A Half-Baked Script Wasn't Enough To Sell Arnold Schwarzenegger On The Rock

"The Rock," Michael Bay's gloriously over-the-top action hit from 1996, represents a transition stage forĀ Nicolas Cage. Fresh off winning an Academy Award for "Leaving Las Vegas," Cage ventured into blockbuster territory in his follow-up project, then rode the success into nineties action movie stardom with "Con Air and "Face/Off" the following year. It turns out, however, that the already highly established action hero Arnold Schwarzenegger was initially offered Cage's part before turning it down based on the shoddy quality of its screenplay.

It's difficult to say at what point exactly in the writing process Don Simpson, the other of half of a producing pair that included Jerry Bruckheimer, approached Schwarzenegger with the script considering how many changes the story went through. David Weisberg and Douglas Cook, who wrote the original spec script, have screenplay credits alongside rewriter Mark Rosner. However, Jonathan Hensleigh, who also helped write the follow-up Bay/Bruckheimer hit "Armageddon," contributed to the script but never received his due credit, much to his and Bay's chagrin. "The Rock" was also an early project for two household names of screenwriting, Aaron Sorkin and Quentin Tarantino.

Can't Cage Arnold

Schwarzenegger recounts his experience with Simpson in an "Empire" magazine profile, telling about how the producer showed him the script while "wiped out" and "totally stoned." This was clearly not a final draft based on what Schwarzenegger had to say about it, and Simpson seemed hesitant to even let him read the full screenplay, probably because it wasn't yet complete:

"He has 85 pages with him and there are handwritten notes all over it by Jerry Bruckheimer. He says, 'Here, look at this script. But don't read it! Just, here's what the premise is...' He was all over the place. I said, 'Look, Don. I can't make a commitment based on what you're showing me here. You won't even let me read the script! Why don't you bake it some more, develop it some more and then we'll talk again.' He was very upset. He just walked out and then went to Nicolas Cage with the part."

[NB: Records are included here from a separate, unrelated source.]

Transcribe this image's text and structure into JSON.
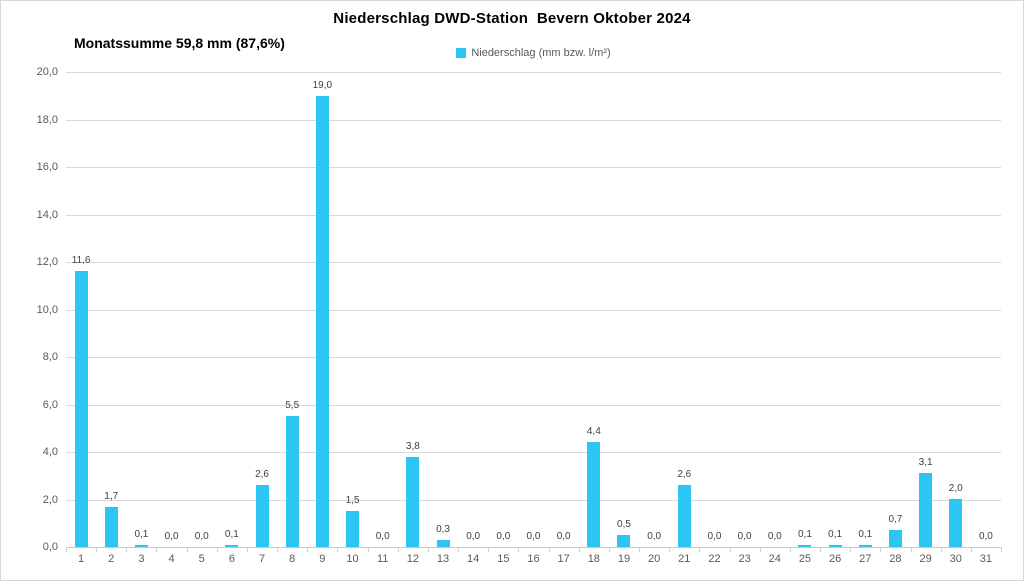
{
  "header": {
    "title": "Niederschlag DWD-Station  Bevern Oktober 2024",
    "subtitle": "Monatssumme 59,8 mm (87,6%)"
  },
  "legend": {
    "label": "Niederschlag (mm bzw. l/m²)",
    "swatch_color": "#2BC7F2"
  },
  "colors": {
    "bar": "#2BC7F2",
    "gridline": "#D9D9D9",
    "axis_line": "#C9C9C9",
    "axis_text": "#595959",
    "data_label_text": "#404040",
    "title_text": "#000000",
    "background": "#FFFFFF",
    "border": "#D7D7D7"
  },
  "chart_data": {
    "type": "bar",
    "title": "Niederschlag DWD-Station  Bevern Oktober 2024",
    "subtitle": "Monatssumme 59,8 mm (87,6%)",
    "legend_entries": [
      "Niederschlag (mm bzw. l/m²)"
    ],
    "legend_position": "top-center",
    "xlabel": "",
    "ylabel": "",
    "grid": true,
    "ylim": [
      0,
      20
    ],
    "ytick_step": 2,
    "ytick_labels": [
      "0,0",
      "2,0",
      "4,0",
      "6,0",
      "8,0",
      "10,0",
      "12,0",
      "14,0",
      "16,0",
      "18,0",
      "20,0"
    ],
    "categories": [
      "1",
      "2",
      "3",
      "4",
      "5",
      "6",
      "7",
      "8",
      "9",
      "10",
      "11",
      "12",
      "13",
      "14",
      "15",
      "16",
      "17",
      "18",
      "19",
      "20",
      "21",
      "22",
      "23",
      "24",
      "25",
      "26",
      "27",
      "28",
      "29",
      "30",
      "31"
    ],
    "values": [
      11.6,
      1.7,
      0.1,
      0.0,
      0.0,
      0.1,
      2.6,
      5.5,
      19.0,
      1.5,
      0.0,
      3.8,
      0.3,
      0.0,
      0.0,
      0.0,
      0.0,
      4.4,
      0.5,
      0.0,
      2.6,
      0.0,
      0.0,
      0.0,
      0.1,
      0.1,
      0.1,
      0.7,
      3.1,
      2.0,
      0.0
    ],
    "value_labels": [
      "11,6",
      "1,7",
      "0,1",
      "0,0",
      "0,0",
      "0,1",
      "2,6",
      "5,5",
      "19,0",
      "1,5",
      "0,0",
      "3,8",
      "0,3",
      "0,0",
      "0,0",
      "0,0",
      "0,0",
      "4,4",
      "0,5",
      "0,0",
      "2,6",
      "0,0",
      "0,0",
      "0,0",
      "0,1",
      "0,1",
      "0,1",
      "0,7",
      "3,1",
      "2,0",
      "0,0"
    ],
    "series": [
      {
        "name": "Niederschlag (mm bzw. l/m²)",
        "values": [
          11.6,
          1.7,
          0.1,
          0.0,
          0.0,
          0.1,
          2.6,
          5.5,
          19.0,
          1.5,
          0.0,
          3.8,
          0.3,
          0.0,
          0.0,
          0.0,
          0.0,
          4.4,
          0.5,
          0.0,
          2.6,
          0.0,
          0.0,
          0.0,
          0.1,
          0.1,
          0.1,
          0.7,
          3.1,
          2.0,
          0.0
        ]
      }
    ]
  }
}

The curious part about this plan is that, for all of the macho attitude that Bay imbues "The Rock" with, Cage's role as nerdy FBI scientist Dr. Stanley Goodspeed contrasts with the rest of the film's gristle for both comedic and suspenseful effect. This is especially true of the relationship with his screen partner Sean Connery, who plays maximum security inmate and master-of-escape John Mason. Schwarzenegger is arguably too much of an action star to convincingly pull that off (case in point: his role as a "regular dad" in "Jingle All the Way"), so the switch to Cage was probably the right move, even if Cage himself thought the character wasn't macho enough. Ironically, there's a case to be made that Nic Cage's next roles as bona fide action heroes would have been better for Arnold, but that's a debate for another time.